UC Riverside

Automatic analysis of biological image datasets is one of the important achievements of applied image processing research. Feature extraction in volumetric bioimages obtained from numerous biomedical imaging techniques is becoming extremely critical for biologists and medical professionals to find the answers to many problems. In this work, we show how to extract effective features in two kinds of volumetric bioimages - plant shoot apical meristem(SAM) cell images taken by Confocal Laser Scanning Microscopy (CLSM) and the nematode images taken by Differential Interference Contrast Microscopy.

For actively developing tissues, a computational platform capable of automatically segmenting and tracking cells in the volumetric image stacks is very critical to obtaining high-throughput and quantitative spatiotemporal measurements of a range of cell behaviors, which will lead to a better understanding of the underlying dynamics of morphogenesis.
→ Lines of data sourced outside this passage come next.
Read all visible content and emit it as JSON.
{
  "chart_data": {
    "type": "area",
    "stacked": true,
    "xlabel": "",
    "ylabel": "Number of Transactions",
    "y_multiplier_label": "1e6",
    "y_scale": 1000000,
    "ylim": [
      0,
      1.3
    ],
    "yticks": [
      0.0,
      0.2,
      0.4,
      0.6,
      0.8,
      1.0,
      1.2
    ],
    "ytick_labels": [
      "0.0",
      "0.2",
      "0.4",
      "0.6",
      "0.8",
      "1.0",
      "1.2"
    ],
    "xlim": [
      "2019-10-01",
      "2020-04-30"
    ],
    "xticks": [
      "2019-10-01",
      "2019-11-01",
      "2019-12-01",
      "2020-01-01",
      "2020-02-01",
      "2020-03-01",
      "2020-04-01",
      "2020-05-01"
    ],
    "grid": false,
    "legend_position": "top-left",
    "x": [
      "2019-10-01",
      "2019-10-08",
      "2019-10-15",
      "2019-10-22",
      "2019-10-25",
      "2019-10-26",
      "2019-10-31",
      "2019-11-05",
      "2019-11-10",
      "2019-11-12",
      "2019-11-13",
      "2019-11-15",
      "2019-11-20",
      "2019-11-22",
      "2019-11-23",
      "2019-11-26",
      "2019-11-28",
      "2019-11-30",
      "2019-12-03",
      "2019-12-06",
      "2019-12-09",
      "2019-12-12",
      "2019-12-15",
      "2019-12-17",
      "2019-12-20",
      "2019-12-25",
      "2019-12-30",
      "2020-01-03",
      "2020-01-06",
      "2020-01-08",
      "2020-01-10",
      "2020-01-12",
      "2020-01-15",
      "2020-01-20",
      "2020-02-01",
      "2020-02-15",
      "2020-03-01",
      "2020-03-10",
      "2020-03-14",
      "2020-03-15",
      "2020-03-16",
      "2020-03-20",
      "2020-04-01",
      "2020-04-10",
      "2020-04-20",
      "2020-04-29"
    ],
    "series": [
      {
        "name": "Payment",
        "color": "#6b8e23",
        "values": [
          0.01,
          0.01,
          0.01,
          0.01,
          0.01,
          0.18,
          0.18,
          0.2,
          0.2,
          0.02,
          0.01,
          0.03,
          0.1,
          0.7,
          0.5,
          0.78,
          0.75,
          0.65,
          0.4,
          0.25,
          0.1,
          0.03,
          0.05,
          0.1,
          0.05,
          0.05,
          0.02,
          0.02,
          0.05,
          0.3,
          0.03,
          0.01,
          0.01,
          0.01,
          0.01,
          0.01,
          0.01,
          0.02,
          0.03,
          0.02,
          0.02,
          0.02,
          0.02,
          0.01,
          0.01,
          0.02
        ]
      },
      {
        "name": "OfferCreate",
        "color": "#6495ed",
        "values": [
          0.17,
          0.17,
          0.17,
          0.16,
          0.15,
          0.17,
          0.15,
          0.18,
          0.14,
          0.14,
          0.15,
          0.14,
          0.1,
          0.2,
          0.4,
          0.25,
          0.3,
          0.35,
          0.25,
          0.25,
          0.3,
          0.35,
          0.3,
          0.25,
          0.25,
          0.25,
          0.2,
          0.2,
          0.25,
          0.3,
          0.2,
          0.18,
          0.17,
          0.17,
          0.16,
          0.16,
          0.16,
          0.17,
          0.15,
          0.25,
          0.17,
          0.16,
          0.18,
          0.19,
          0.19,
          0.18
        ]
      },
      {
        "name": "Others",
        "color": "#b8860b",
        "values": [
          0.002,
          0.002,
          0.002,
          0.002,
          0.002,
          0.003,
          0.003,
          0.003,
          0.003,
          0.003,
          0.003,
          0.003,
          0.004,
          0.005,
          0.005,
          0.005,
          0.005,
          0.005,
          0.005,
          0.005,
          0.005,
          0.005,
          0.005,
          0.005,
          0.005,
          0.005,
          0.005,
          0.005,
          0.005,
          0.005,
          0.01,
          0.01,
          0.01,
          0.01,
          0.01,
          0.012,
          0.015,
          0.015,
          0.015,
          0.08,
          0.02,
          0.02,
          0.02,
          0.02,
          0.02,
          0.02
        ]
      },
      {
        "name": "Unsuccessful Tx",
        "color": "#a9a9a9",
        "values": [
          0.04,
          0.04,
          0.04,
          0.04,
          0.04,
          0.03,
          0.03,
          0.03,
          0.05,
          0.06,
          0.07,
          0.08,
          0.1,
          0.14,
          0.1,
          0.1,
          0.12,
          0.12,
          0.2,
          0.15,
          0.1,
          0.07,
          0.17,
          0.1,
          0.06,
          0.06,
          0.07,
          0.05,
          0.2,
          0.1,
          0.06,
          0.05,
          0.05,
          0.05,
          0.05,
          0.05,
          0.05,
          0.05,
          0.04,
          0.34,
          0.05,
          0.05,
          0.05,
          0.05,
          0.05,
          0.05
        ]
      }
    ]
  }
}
The cells in the SAM are tightly clustered in space and have very similar shapes and intensity distributions, thus choosing reliable features to compute cell correspondences in space and time can be very challenging. In our research we propose a local graph matching based method to track the cells both spatially and temporally, and identify cell divisions. The geometric structure and topology of the cells' relative positions are efficiently exploited as the basic feature to match the cells. Furthermore, we build a joint segmentation and tracking system, where the tracking output acts as an indicator of the quality of segmentation and, in turn, the optimized segmentation can be improved to obtain better tracking results. In the end, the cell correspondences across multiple slices and time windows are fused together to obtain the final cell lineages. Experiments on multiple plant datasets show the proposed image analysis pipeline can effectively segment and track the SAMs cells.

Another contribution of this work on volumetric bioimages analysis lies in multilinear feature extraction and classification for nematode Digital Multi-focal Images (DMI). In such images, morphological information for a transparent specimen is captured in the form of a stack of high quality images, representing individual focal planes through the specimen's body. We present a method that can effectively exploit the entire information in the stack using the 3D X-Ray projections at different viewing angles. These DMI stacks represent the effect of different factors - shape, texture, viewpoint, different instances within the same class and different classes of specimens. For this purpose, we embed the 3D X-Ray Transform within a multilinear framework and propose a Multilinear X-Ray Transform feature representation. The experimental results on the nematode DMI data show that the proposed feature extraction and analysis method can give reliable recognition rate on a real-life database.